Однако из четверых один оказался унтер-офицером и это сохранило ему жизнь. Перебраться через немецкие позиции, имея четверых языков на шестерых разведчиков, крайне рискованно. Унтера вывели, остальных ножами убили. Илья и сам убивал, но то в схватке, там кто кого, шансы равны. Разведка – дело жестокое, но не настолько очерствела ещё душа, чтобы связанного пленного, как барана, резать. Не переступил он ещё эту грань, что человека от бездушного варвара или психопата-убийцы отличает. Савельев их убил. Каждого одним ударом ножа в сердце, чтобы не мучились. Уже на нейтралке, недалеко от своих траншей Савельев о товарищах высказался:
– Чистоплюи хреновы! Лучше было бы отпустить? Они бы нас не пожалели! А теперь вы все в белом, а я мясник, руки по плечи в крови. Враги они и лучшего не заслуживают. Они на нашу землю смерть принесли. Скольких наших бойцов те трое убили? У одного значок был на куртке под шинелью – за две штыковые атаки. Раз он жив остался и отличён, стало быть победил. Наших бойцов победил! А вы их жалеть!

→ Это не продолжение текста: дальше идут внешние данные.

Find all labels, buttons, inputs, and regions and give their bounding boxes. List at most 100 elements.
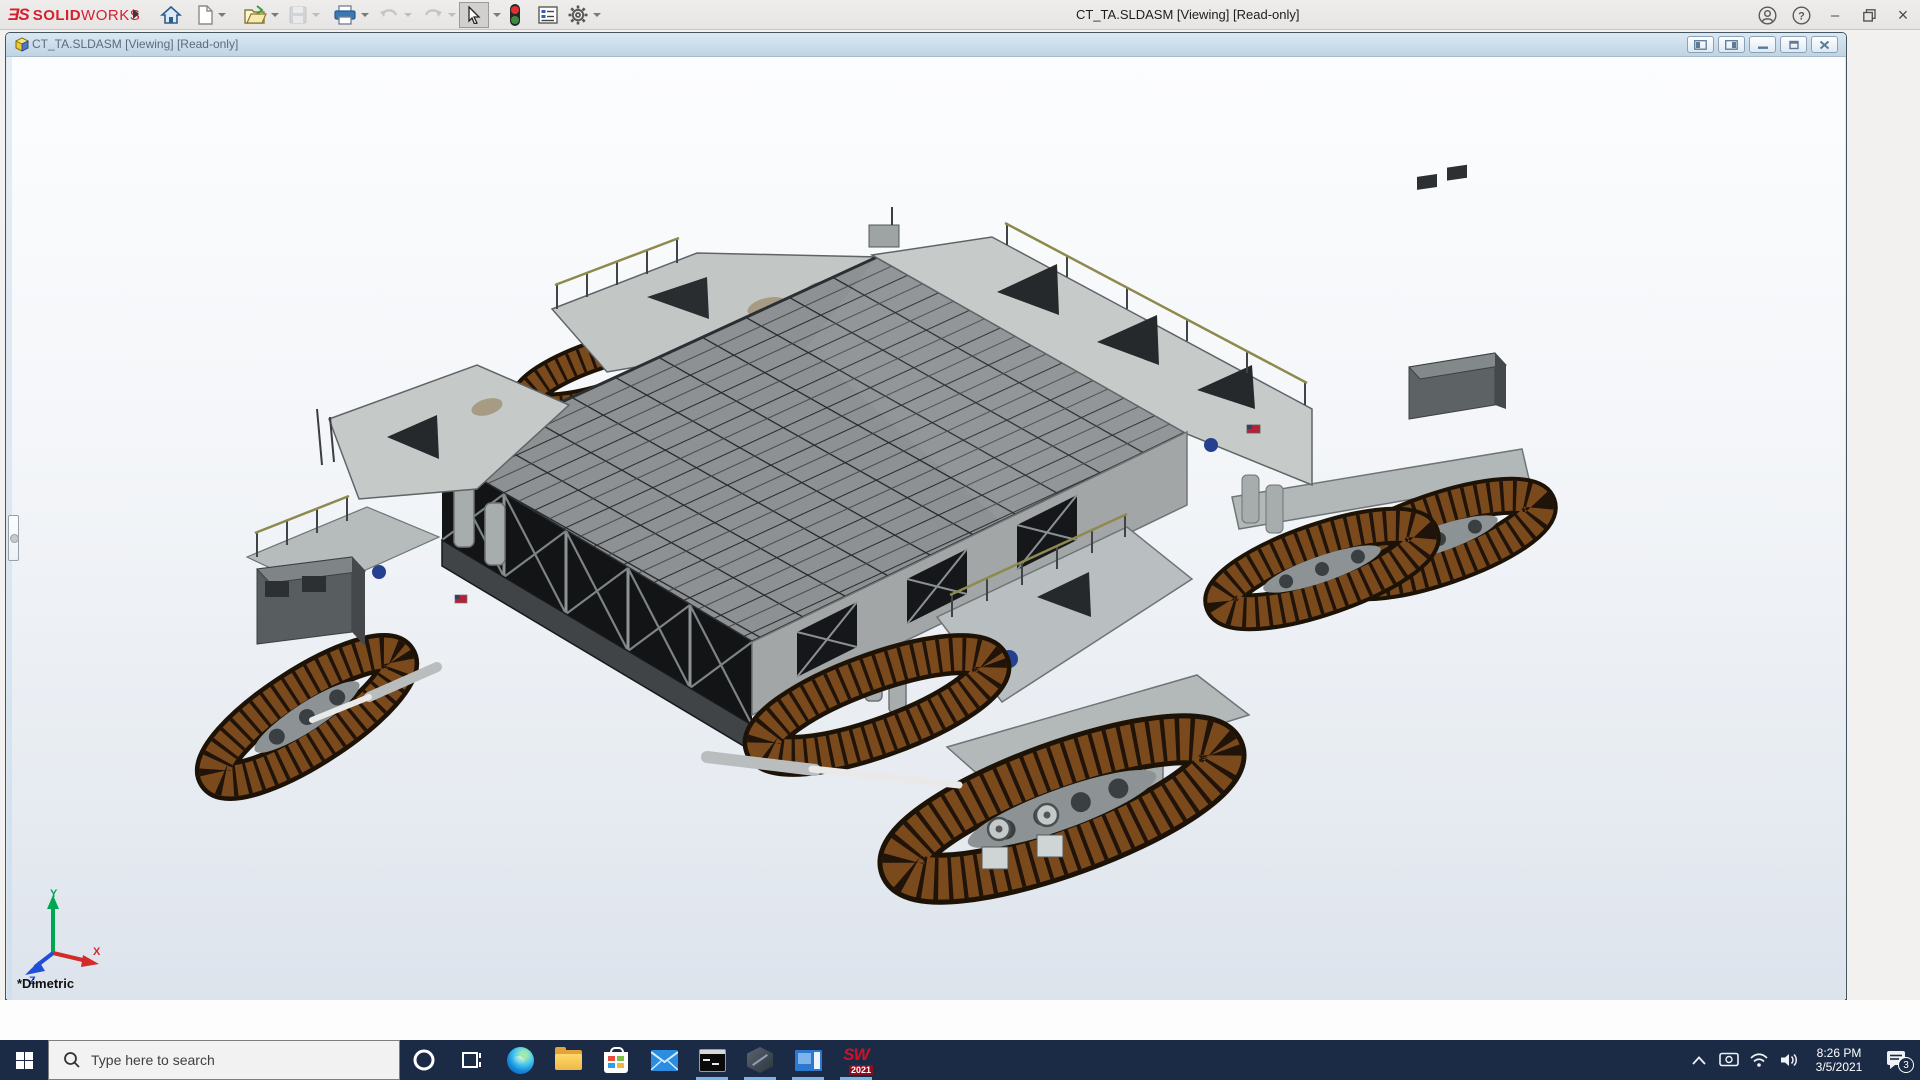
restore-icon <box>1863 9 1876 22</box>
save-button <box>288 2 320 28</box>
home-icon <box>160 5 182 25</box>
traffic-light-icon <box>508 3 522 27</box>
open-button[interactable] <box>243 2 279 28</box>
app-title: CT_TA.SLDASM [Viewing] [Read-only] <box>1076 0 1300 30</box>
pane-left-icon <box>1694 40 1707 50</box>
triad-y-label: Y <box>50 888 58 900</box>
help-icon: ? <box>1792 6 1811 25</box>
undo-button <box>378 2 412 28</box>
notification-center-button[interactable]: 3 <box>1874 1040 1920 1080</box>
file-explorer-icon <box>555 1050 582 1070</box>
close-button[interactable]: × <box>1886 0 1920 30</box>
redo-icon <box>422 6 444 24</box>
clock-date: 3/5/2021 <box>1808 1060 1870 1074</box>
cortana-button[interactable] <box>400 1040 448 1080</box>
account-icon <box>1758 6 1777 25</box>
search-input[interactable] <box>91 1052 371 1068</box>
viewport-canvas[interactable]: Y X Z *Dimetric <box>7 57 1845 1000</box>
taskbar-app-solidworks[interactable]: SW 2021 <box>832 1040 880 1080</box>
properties-list-icon <box>537 5 559 25</box>
taskbar-clock[interactable]: 8:26 PM 3/5/2021 <box>1808 1046 1870 1074</box>
new-dropdown-icon[interactable] <box>218 13 226 17</box>
print-icon <box>333 5 357 25</box>
notification-badge: 3 <box>1898 1057 1914 1073</box>
new-document-button[interactable] <box>196 2 226 28</box>
solidworks-logo-glyph: ƎS <box>8 5 29 25</box>
orientation-triad: Y X Z <box>21 885 111 985</box>
store-icon <box>604 1052 628 1073</box>
minimize-button[interactable]: – <box>1818 0 1852 30</box>
print-dropdown-icon[interactable] <box>361 13 369 17</box>
command-prompt-icon <box>699 1049 726 1072</box>
speaker-icon <box>1779 1052 1799 1068</box>
doc-close-button[interactable] <box>1811 36 1838 53</box>
taskbar-app-edge[interactable] <box>496 1040 544 1080</box>
taskbar-app-mail[interactable] <box>640 1040 688 1080</box>
taskbar-app-file-explorer[interactable] <box>544 1040 592 1080</box>
wifi-icon <box>1749 1052 1769 1068</box>
doc-minimize-button[interactable] <box>1749 36 1776 53</box>
solidworks-app-icon: SW 2021 <box>840 1045 872 1075</box>
volume-button[interactable] <box>1774 1040 1804 1080</box>
taskbar-app-utility[interactable] <box>736 1040 784 1080</box>
task-view-button[interactable] <box>448 1040 496 1080</box>
doc-close-icon <box>1819 40 1830 50</box>
solidworks-year-badge: 2021 <box>849 1065 873 1075</box>
doc-minimize-icon <box>1757 40 1769 50</box>
gear-icon <box>567 4 589 26</box>
help-button[interactable]: ? <box>1784 0 1818 30</box>
print-button[interactable] <box>333 2 369 28</box>
taskbar: SW 2021 8:26 P <box>0 1040 1920 1080</box>
home-button[interactable] <box>160 2 182 28</box>
undo-icon <box>378 6 400 24</box>
undo-dropdown-icon <box>404 13 412 17</box>
account-button[interactable] <box>1750 0 1784 30</box>
save-icon <box>288 5 308 25</box>
options-dropdown-icon[interactable] <box>593 13 601 17</box>
rebuild-button[interactable] <box>508 2 522 28</box>
search-icon <box>63 1051 81 1069</box>
document-titlebar[interactable]: CT_TA.SLDASM [Viewing] [Read-only] <box>6 33 1846 57</box>
menu-expand-arrow-icon[interactable] <box>133 9 139 19</box>
cortana-icon <box>412 1048 436 1072</box>
pane-right-icon <box>1725 40 1738 50</box>
tray-expand-button[interactable] <box>1684 1040 1714 1080</box>
pane-left-button[interactable] <box>1687 36 1714 53</box>
view-orientation-label: *Dimetric <box>17 976 74 991</box>
mail-icon <box>651 1050 678 1071</box>
options-button[interactable] <box>567 2 601 28</box>
solidworks-logo: ƎS SOLID WORKS <box>8 4 140 26</box>
doc-restore-button[interactable] <box>1780 36 1807 53</box>
network-button[interactable] <box>1744 1040 1774 1080</box>
hexagon-app-icon <box>747 1047 773 1073</box>
select-dropdown-icon[interactable] <box>493 13 501 17</box>
right-cab <box>1409 165 1506 419</box>
select-button[interactable] <box>459 2 501 28</box>
file-properties-button[interactable] <box>537 2 559 28</box>
open-dropdown-icon[interactable] <box>271 13 279 17</box>
redo-button <box>422 2 456 28</box>
right-rear-truck <box>1214 449 1548 630</box>
document-title: CT_TA.SLDASM [Viewing] [Read-only] <box>32 37 238 51</box>
open-folder-icon <box>243 5 267 25</box>
redo-dropdown-icon <box>448 13 456 17</box>
taskbar-search[interactable] <box>48 1040 400 1080</box>
pane-right-button[interactable] <box>1718 36 1745 53</box>
restore-button[interactable] <box>1852 0 1886 30</box>
meet-now-icon <box>1719 1052 1739 1068</box>
clock-time: 8:26 PM <box>1808 1046 1870 1060</box>
start-button[interactable] <box>0 1040 48 1080</box>
taskbar-app-cmd[interactable] <box>688 1040 736 1080</box>
meet-now-button[interactable] <box>1714 1040 1744 1080</box>
taskbar-app-store[interactable] <box>592 1040 640 1080</box>
left-cab <box>257 557 365 646</box>
doc-restore-icon <box>1788 40 1800 50</box>
document-window: CT_TA.SLDASM [Viewing] [Read-only] <box>5 32 1847 1000</box>
save-dropdown-icon <box>312 13 320 17</box>
assembly-cube-icon <box>14 37 30 53</box>
pane-splitter-handle[interactable] <box>8 515 19 561</box>
edge-icon <box>507 1047 534 1074</box>
taskbar-app-remote-window[interactable] <box>784 1040 832 1080</box>
window-app-icon <box>795 1050 822 1071</box>
select-button-pressed[interactable] <box>459 2 489 28</box>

Разведчики глаза отводили. Всё правильно Савельев говорил, а всё равно в душе всё переворачивалось. Лётчик бомбардировщика кнопку нажал, и от его бомб десятки людей погибли – женщин, стариков. Но он их разорванные тела, оторванные руки-ноги не видел и живёт спокойно. Так же артиллерист. Пушку навёл, за спусковой шнур дёрнул. Куда снаряд попал, кого убил – видит только корректировщик в бинокль или стереотрубу. Для них война морально не тяжела, жертвы по ночам не снятся. У пехотинца дело иное, не только из автомата стреляют по солдатам вдалеке, но и в рукопашной дерутся – прикладами, сапёрными лопатками, даже и зубами. Но в бою, когда единоборство, как лицом к лицу с врагом, когда победитель получает главный приз – жизнь. И только в разведке вот так – жестоко, ножом связанного. Оттого противно и мерзко и никакая водка не заглушит этого чувства. И каждый потом молчать будет, уже после войны. Ни детям, ни внукам ни полслова, потому что вроде таким убийством ничем не лучше врага становишься.